Although reducing count statistics had an observable effect on reproducibility this should be considered in the context of the typical level of change observed during treatment regimens. While no definitive level of change has been agreed, a decrease of more than 20–25% in tumour FDG uptake is recognized as a reasonable definition of metabolic response during treatment [6]. While there are other technical factors [23] (e.g. ROI definition technique) that should be taken into consideration when assessing the reliability of SUV measurements, the present analysis demonstrated that the additional uncertainty due to lower count statistics (injected activity) could fall sufficiently below this threshold.

How can these findings be translated into new clinical protocols? The baseline FDG PET/CT scan prior to therapy and the end-of-treatment scan should be acquired at best diagnostic image quality. However, FDG-PET/CT imaging during therapy, e.g. after the first or second cycle of chemotherapy, could potentially be performed with lower injected activities. It is important that the acquisition times per bed position remain consistent throughout sequential PET/CT imaging to ensure that the PET data for each part of the body are acquired at the same time relative to tracer injection. Hence the application of our findings would be towards lower activity protocols rather than faster scan times. For example, in the UK activities for FDG PET/CT generally range up to 400 MBq 18F-FDG. If FDG PET/CT imaging during therapy could be accomplished with 100–150 MBq 18F-FDG, this would reduce the radiation exposure from approximately 8 mSv to 2–3 mSv per scan in a standard adult.
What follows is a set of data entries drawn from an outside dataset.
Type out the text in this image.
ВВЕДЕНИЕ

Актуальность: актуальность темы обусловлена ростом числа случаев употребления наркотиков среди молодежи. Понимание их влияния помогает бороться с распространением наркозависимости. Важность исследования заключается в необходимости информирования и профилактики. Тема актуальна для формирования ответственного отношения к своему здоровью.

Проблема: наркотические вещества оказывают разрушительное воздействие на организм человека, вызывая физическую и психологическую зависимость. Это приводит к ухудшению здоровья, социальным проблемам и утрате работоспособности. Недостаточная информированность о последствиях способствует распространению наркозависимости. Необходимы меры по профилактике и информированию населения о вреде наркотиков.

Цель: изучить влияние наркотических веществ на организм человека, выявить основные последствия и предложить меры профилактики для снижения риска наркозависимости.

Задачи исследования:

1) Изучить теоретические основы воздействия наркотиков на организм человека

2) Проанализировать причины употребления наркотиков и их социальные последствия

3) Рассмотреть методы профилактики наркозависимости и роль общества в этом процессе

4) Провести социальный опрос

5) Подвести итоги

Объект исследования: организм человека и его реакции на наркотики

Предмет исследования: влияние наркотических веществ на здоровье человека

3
Reduced activities for treatment monitoring would particularly facilitate the more frequent use of FDG PET/CT in clinical trials of therapeutic agents and potentially the use of multi-PET tracer protocols for noninvasive tumour characterization by assessing multiple biological parameters in the same patient. Other applications might include breath-hold imaging of lung lesions as demonstrated by Torizuka et al. [24].
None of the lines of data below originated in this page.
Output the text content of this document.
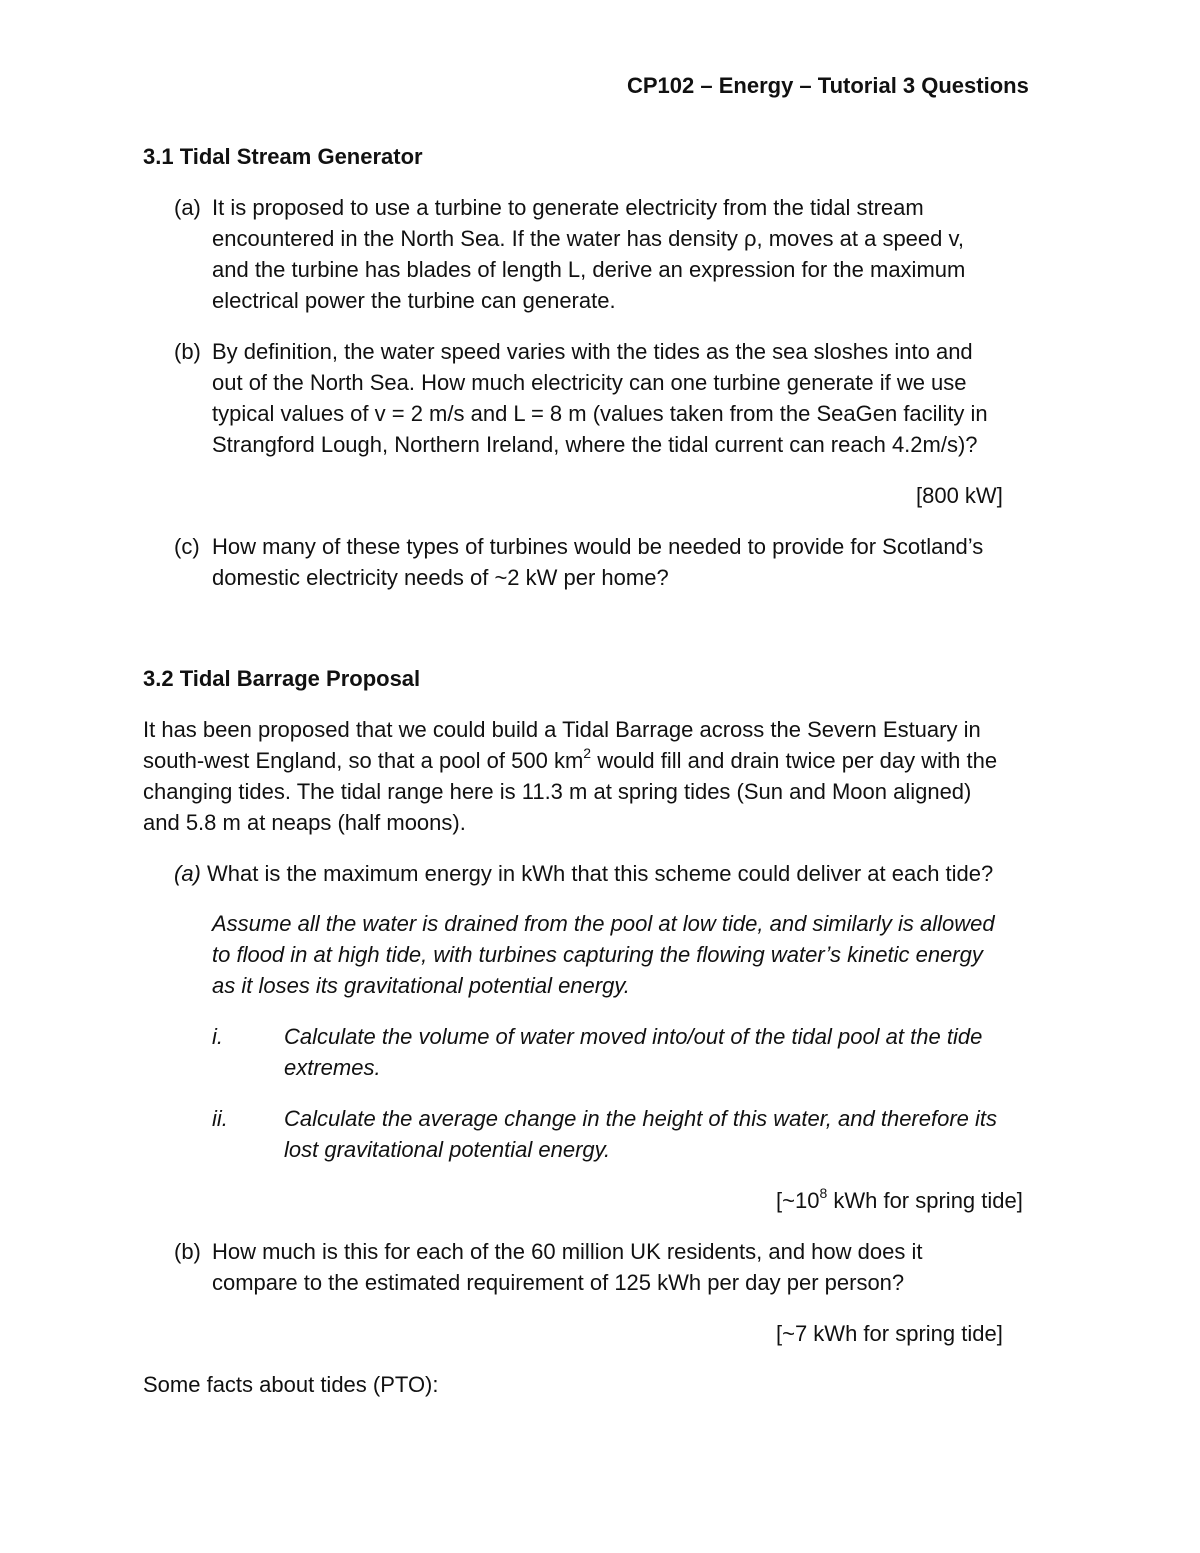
CP102 – Energy – Tutorial 3 Questions
3.1 Tidal Stream Generator
(a) It is proposed to use a turbine to generate electricity from the tidal stream
encountered in the North Sea. If the water has density ρ, moves at a speed v,
and the turbine has blades of length L, derive an expression for the maximum
electrical power the turbine can generate.
(b) By definition, the water speed varies with the tides as the sea sloshes into and
out of the North Sea. How much electricity can one turbine generate if we use
typical values of v = 2 m/s and L = 8 m (values taken from the SeaGen facility in
Strangford Lough, Northern Ireland, where the tidal current can reach 4.2m/s)?
[800 kW]
(c) How many of these types of turbines would be needed to provide for Scotland’s
domestic electricity needs of ~2 kW per home?
3.2 Tidal Barrage Proposal
It has been proposed that we could build a Tidal Barrage across the Severn Estuary in
south-west England, so that a pool of 500 $km^2$ would fill and drain twice per day with the
changing tides. The tidal range here is 11.3 m at spring tides (Sun and Moon aligned)
and 5.8 m at neaps (half moons).
(a) What is the maximum energy in kWh that this scheme could deliver at each tide?
Assume all the water is drained from the pool at low tide, and similarly is allowed
to flood in at high tide, with turbines capturing the flowing water’s kinetic energy
as it loses its gravitational potential energy.
i.	Calculate the volume of water moved into/out of the tidal pool at the tide
extremes.
ii.	Calculate the average change in the height of this water, and therefore its
lost gravitational potential energy.
[$\sim 10^8$ kWh for spring tide]
(b) How much is this for each of the 60 million UK residents, and how does it
compare to the estimated requirement of 125 kWh per day per person?
[~7 kWh for spring tide]
Some facts about tides (PTO):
Certain limitations of our study need to be considered. We simulated lower activity imaging by clipping the list-mode files to produce images based upon shorter acquisition times. Therefore, we were unable to identify any potential benefits from imaging at lower activities such as a reduced rate of random coincidences. Conversely, the use of short acquisition time scans as a surrogate for low activities may also mask any artefacts or errors in quantitation that could be introduced through patient motion over the normal period of acquisition.
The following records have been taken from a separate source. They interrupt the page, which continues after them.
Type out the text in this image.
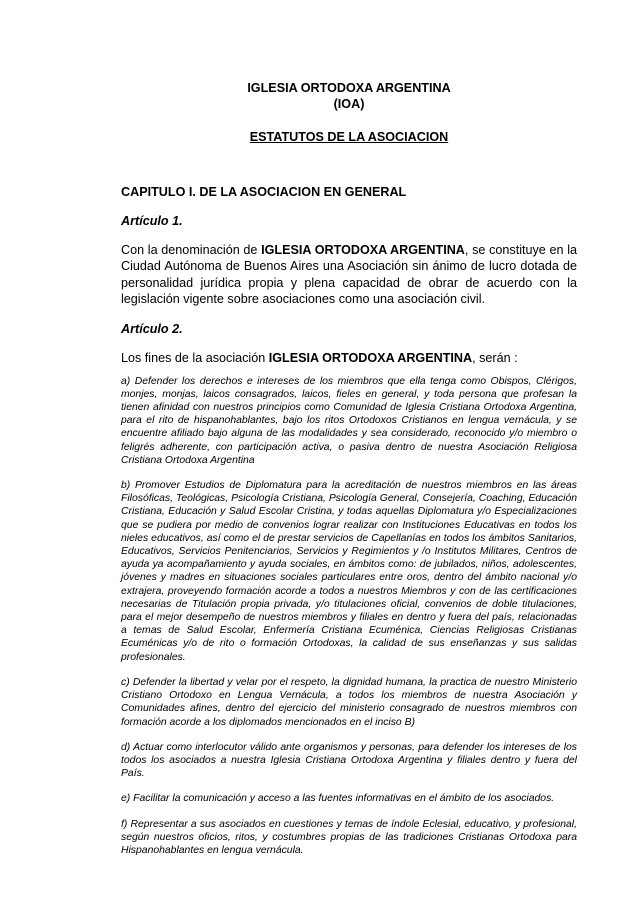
IGLESIA ORTODOXA ARGENTINA
(IOA)
ESTATUTOS DE LA ASOCIACION
CAPITULO I. DE LA ASOCIACION EN GENERAL
Artículo 1.
Con la denominación de IGLESIA ORTODOXA ARGENTINA, se constituye en la Ciudad Autónoma de Buenos Aires una Asociación sin ánimo de lucro dotada de personalidad jurídica propia y plena capacidad de obrar de acuerdo con la legislación vigente sobre asociaciones como una asociación civil.
Artículo 2.
Los fines de la asociación IGLESIA ORTODOXA ARGENTINA, serán :
a) Defender los derechos e intereses de los miembros que ella tenga como Obispos, Clérigos, monjes, monjas, laicos consagrados, laicos, fieles en general, y toda persona que profesan la tienen afinidad con nuestros principios como Comunidad de Iglesia Cristiana Ortodoxa Argentina, para el rito de hispanohablantes, bajo los ritos Ortodoxos Cristianos en lengua vernácula, y se encuentre afiliado bajo alguna de las modalidades y sea considerado, reconocido y/o miembro o feligrés adherente, con participación activa, o pasiva dentro de nuestra Asociación Religiosa Cristiana Ortodoxa Argentina
b) Promover Estudios de Diplomatura para la acreditación de nuestros miembros en las áreas Filosóficas, Teológicas, Psicología Cristiana, Psicología General, Consejería, Coaching, Educación Cristiana, Educación y Salud Escolar Cristina, y todas aquellas Diplomatura y/o Especializaciones que se pudiera por medio de convenios lograr realizar con Instituciones Educativas en todos los nieles educativos, así como el de prestar servicios de Capellanías en todos los ámbitos Sanitarios, Educativos, Servicios Penitenciarios, Servicios y Regimientos y /o Institutos Militares, Centros de ayuda ya acompañamiento y ayuda sociales, en ámbitos como: de jubilados, niños, adolescentes, jóvenes y madres en situaciones sociales particulares entre oros, dentro del ámbito nacional y/o extrajera, proveyendo formación acorde a todos a nuestros Miembros y con de las certificaciones necesarias de Titulación propia privada, y/o titulaciones oficial, convenios de doble titulaciones, para el mejor desempeño de nuestros miembros y filiales en dentro y fuera del país, relacionadas a temas de Salud Escolar, Enfermería Cristiana Ecuménica, Ciencias Religiosas Cristianas Ecuménicas y/o de rito o formación Ortodoxas, la calidad de sus enseñanzas y sus salidas profesionales.
c) Defender la libertad y velar por el respeto, la dignidad humana, la practica de nuestro Ministerio Cristiano Ortodoxo en Lengua Vernácula, a todos los miembros de nuestra Asociación y Comunidades afines, dentro del ejercicio del ministerio consagrado de nuestros miembros con formación acorde a los diplomados mencionados en el inciso B)
d) Actuar como interlocutor válido ante organismos y personas, para defender los intereses de los todos los asociados a nuestra Iglesia Cristiana Ortodoxa Argentina y filiales dentro y fuera del País.
e) Facilitar la comunicación y acceso a las fuentes informativas en el ámbito de los asociados.
f) Representar a sus asociados en cuestiones y temas de índole Eclesial, educativo, y profesional, según nuestros oficios, ritos, y costumbres propias de las tradiciones Cristianas Ortodoxa para Hispanohablantes en lengua vernácula.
Our phantom studies compared a non-TOF algorithm (3D-RAMLA) with TOF-OSEM reconstructions. Unfortunately, it was not possible with the PET/CT system used to reconstruct emission data from multiple bed position acquisitions with 3D-RAMLA. Therefore, a head-to-head comparison of quantitation of clinical images reconstructed with a non-TOF reconstruction could not be made.

Conclusion

We demonstrated that short time acquisitions, synonymous with reduced injected activity, performed on a TOF-based PET/CT system resulted in images that, although susceptible to higher levels of noise, provided meaningful quantitative results without significant bias. Our findings could have positive implications for the design of clinical trials aiming to perform serial PET/CT imaging over the course of treatment.